En Belgique, le débat autour du cliquet inversé sur les produits pétroliers révèle une véritable fracture politique.

Il faut dire les choses clairement : refuser le cliquet inversé est politiquement confortable, mais économiquement irresponsable. Pourquoi ? Parce que cela revient à baisser les taxes lorsque les prix explosent… Sans prévoir comment ces pertes pourraient être compensées ensuite. Or, quand l’État réduit les accises sur les carburants en période de crise, ce sont des milliards d’euros qui disparaissent des caisses publiques. Et ces milliards doivent bien être récupérés quelque part : soit par davantage de dette, soit par d’autres impôts. Autrement dit, ce que certains présentent comme un « cadeau » aux citoyens aujourd’hui devient une facture reportée à demain.

La logique est pourtant simple à comprendre. Tout responsable politique souhaite être réélu. Dès lors, il serait facile de baisser drastiquement le prix du carburant à court terme. Mais lorsque viendra le moment de payer la facture, ce sont les citoyens qui devront assumer, notamment via leurs impôts.

Le cliquet inversé, défendu par le MR, repose au contraire sur un principe simple : la responsabilité.

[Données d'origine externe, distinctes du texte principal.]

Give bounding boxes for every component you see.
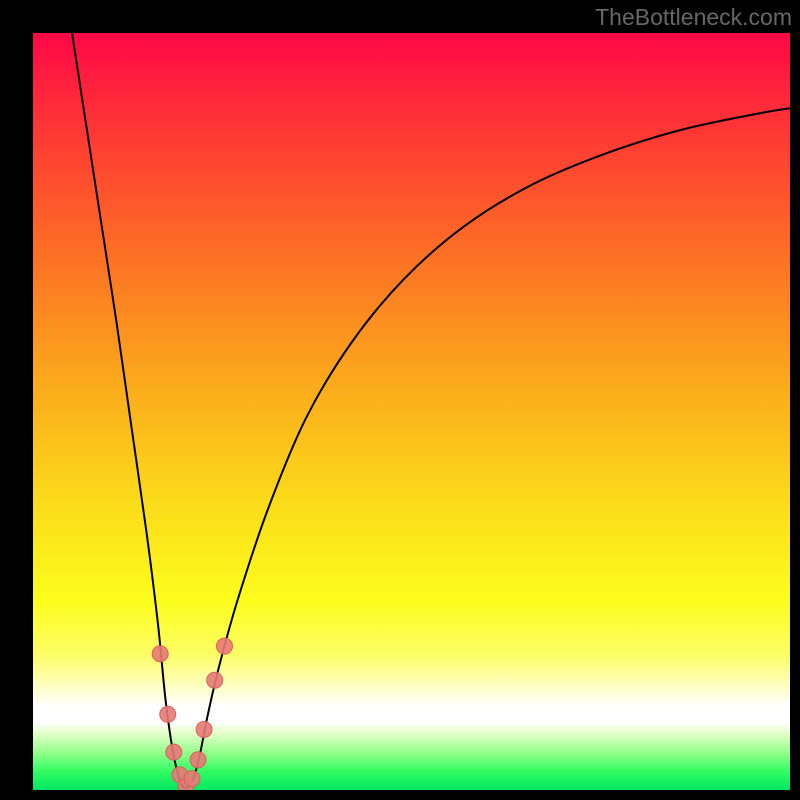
chart-svg: [33, 33, 790, 790]
watermark-text: TheBottleneck.com: [595, 4, 792, 31]
marker-point: [184, 771, 200, 787]
marker-point: [160, 706, 176, 722]
marker-point: [207, 672, 223, 688]
plot-area: [33, 33, 790, 790]
marker-point: [152, 646, 168, 662]
v-curve-line: [71, 33, 790, 788]
chart-container: TheBottleneck.com: [0, 0, 800, 800]
marker-point: [190, 752, 206, 768]
marker-point: [217, 638, 233, 654]
marker-point: [166, 744, 182, 760]
marker-point: [196, 721, 212, 737]
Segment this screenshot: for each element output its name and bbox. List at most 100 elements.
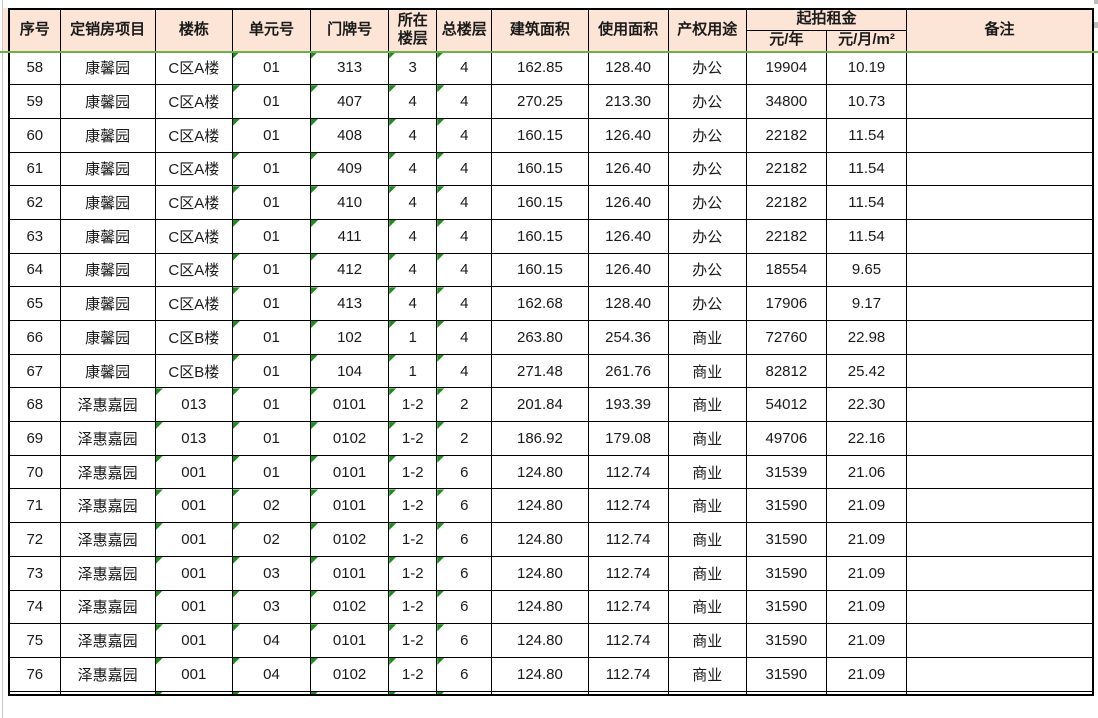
cell-build_area[interactable]: 124.80: [491, 488, 589, 524]
cell-floor[interactable]: 1-2: [388, 454, 438, 490]
cell-unit[interactable]: 01: [231, 421, 312, 456]
cell-floor[interactable]: 1: [388, 320, 438, 355]
cell-floor[interactable]: 1: [388, 353, 438, 389]
cell-rent_year[interactable]: 17906: [745, 286, 827, 321]
cell-rent_year[interactable]: 31590: [745, 623, 827, 658]
cell-rent_year[interactable]: 31590: [745, 522, 827, 557]
header-rent-per-year[interactable]: 元/年: [745, 29, 827, 52]
cell-door[interactable]: 412: [310, 252, 390, 288]
cell-total[interactable]: 6: [436, 488, 493, 524]
cell-door[interactable]: 0102: [310, 589, 390, 625]
cell-door[interactable]: 0102: [310, 421, 390, 456]
cell-unit[interactable]: 01: [231, 84, 312, 119]
cell-remark[interactable]: [906, 50, 1094, 86]
cell-door[interactable]: 408: [310, 117, 390, 153]
cell-door[interactable]: 102: [310, 320, 390, 355]
cell-door[interactable]: [310, 690, 390, 696]
header-seq[interactable]: 序号: [8, 8, 61, 52]
cell-building[interactable]: C区A楼: [154, 50, 233, 86]
cell-build_area[interactable]: 124.80: [491, 623, 589, 658]
cell-floor[interactable]: 1-2: [388, 421, 438, 456]
cell-rent_year[interactable]: 72760: [745, 320, 827, 355]
cell-floor[interactable]: 1-2: [388, 387, 438, 423]
cell-total[interactable]: 4: [436, 218, 493, 254]
cell-rent_rate[interactable]: 10.73: [825, 84, 908, 119]
cell-project[interactable]: 泽惠嘉园: [59, 555, 156, 591]
cell-building[interactable]: C区A楼: [154, 185, 233, 220]
cell-project[interactable]: 康馨园: [59, 320, 156, 355]
cell-floor[interactable]: 1-2: [388, 522, 438, 557]
cell-door[interactable]: 0101: [310, 454, 390, 490]
cell-unit[interactable]: 02: [231, 488, 312, 524]
cell-door[interactable]: 409: [310, 151, 390, 187]
cell-unit[interactable]: 01: [231, 117, 312, 153]
cell-use_area[interactable]: 126.40: [587, 117, 669, 153]
cell-total[interactable]: 4: [436, 117, 493, 153]
cell-building[interactable]: [154, 690, 233, 696]
cell-seq[interactable]: 66: [8, 320, 61, 355]
cell-total[interactable]: 4: [436, 84, 493, 119]
cell-seq[interactable]: 68: [8, 387, 61, 423]
cell-unit[interactable]: 01: [231, 454, 312, 490]
cell-seq[interactable]: 65: [8, 286, 61, 321]
cell-seq[interactable]: 67: [8, 353, 61, 389]
cell-use_area[interactable]: 112.74: [587, 589, 669, 625]
cell-remark[interactable]: [906, 488, 1094, 524]
cell-seq[interactable]: 74: [8, 589, 61, 625]
header-project[interactable]: 定销房项目: [59, 8, 156, 52]
cell-usage[interactable]: 商业: [667, 589, 747, 625]
cell-building[interactable]: C区A楼: [154, 117, 233, 153]
cell-usage[interactable]: 办公: [667, 151, 747, 187]
cell-usage[interactable]: [667, 690, 747, 696]
cell-usage[interactable]: 商业: [667, 353, 747, 389]
cell-building[interactable]: 001: [154, 589, 233, 625]
cell-unit[interactable]: 01: [231, 320, 312, 355]
cell-rent_year[interactable]: 34800: [745, 84, 827, 119]
cell-door[interactable]: 411: [310, 218, 390, 254]
cell-total[interactable]: 6: [436, 555, 493, 591]
cell-unit[interactable]: 01: [231, 252, 312, 288]
cell-rent_rate[interactable]: 11.54: [825, 185, 908, 220]
cell-rent_year[interactable]: 31539: [745, 454, 827, 490]
cell-project[interactable]: 康馨园: [59, 252, 156, 288]
cell-rent_year[interactable]: 22182: [745, 151, 827, 187]
cell-rent_rate[interactable]: 9.17: [825, 286, 908, 321]
cell-use_area[interactable]: [587, 690, 669, 696]
cell-rent_year[interactable]: [745, 690, 827, 696]
header-total-floor[interactable]: 总楼层: [436, 8, 493, 52]
cell-build_area[interactable]: 201.84: [491, 387, 589, 423]
cell-usage[interactable]: 商业: [667, 522, 747, 557]
cell-use_area[interactable]: 126.40: [587, 218, 669, 254]
cell-use_area[interactable]: 128.40: [587, 286, 669, 321]
cell-rent_year[interactable]: 22182: [745, 185, 827, 220]
cell-rent_year[interactable]: 18554: [745, 252, 827, 288]
cell-total[interactable]: 4: [436, 151, 493, 187]
cell-use_area[interactable]: 112.74: [587, 522, 669, 557]
header-unit[interactable]: 单元号: [231, 8, 312, 52]
cell-use_area[interactable]: 179.08: [587, 421, 669, 456]
cell-seq[interactable]: 60: [8, 117, 61, 153]
cell-floor[interactable]: [388, 690, 438, 696]
cell-use_area[interactable]: 112.74: [587, 488, 669, 524]
cell-unit[interactable]: 04: [231, 623, 312, 658]
cell-build_area[interactable]: 160.15: [491, 252, 589, 288]
cell-rent_rate[interactable]: 9.65: [825, 252, 908, 288]
cell-use_area[interactable]: 254.36: [587, 320, 669, 355]
cell-project[interactable]: 泽惠嘉园: [59, 522, 156, 557]
cell-building[interactable]: C区B楼: [154, 353, 233, 389]
cell-build_area[interactable]: 160.15: [491, 151, 589, 187]
cell-floor[interactable]: 1-2: [388, 623, 438, 658]
cell-project[interactable]: 泽惠嘉园: [59, 623, 156, 658]
header-use-area[interactable]: 使用面积: [587, 8, 669, 52]
cell-door[interactable]: 0101: [310, 623, 390, 658]
cell-project[interactable]: 康馨园: [59, 218, 156, 254]
cell-seq[interactable]: 72: [8, 522, 61, 557]
cell-remark[interactable]: [906, 690, 1094, 696]
cell-build_area[interactable]: 162.85: [491, 50, 589, 86]
cell-usage[interactable]: 办公: [667, 218, 747, 254]
cell-project[interactable]: 康馨园: [59, 286, 156, 321]
cell-seq[interactable]: 69: [8, 421, 61, 456]
cell-remark[interactable]: [906, 555, 1094, 591]
cell-usage[interactable]: 商业: [667, 488, 747, 524]
cell-project[interactable]: [59, 690, 156, 696]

Oui, il faut aider les citoyens lorsque les prix à la pompe deviennent insoutenables. Mais non, cette aide ne doit pas devenir permanente si les conditions du marché s’améliorent. Prenons un exemple concret : le prix du litre grimpe à 2,10 €, l’État intervient et le ramène à 1,85 € en réduisant les taxes. Si le marché redescend ensuite, par exemple à 1,60 €, le cliquet inversé permet de réintroduire progressivement une partie des taxes, afin de stabiliser le prix autour de 1,70 € ou 1,75 €. Résultat : le consommateur reste gagnant par rapport à la crise, tout en permettant à l’État de récupérer une partie de ses moyens d’action.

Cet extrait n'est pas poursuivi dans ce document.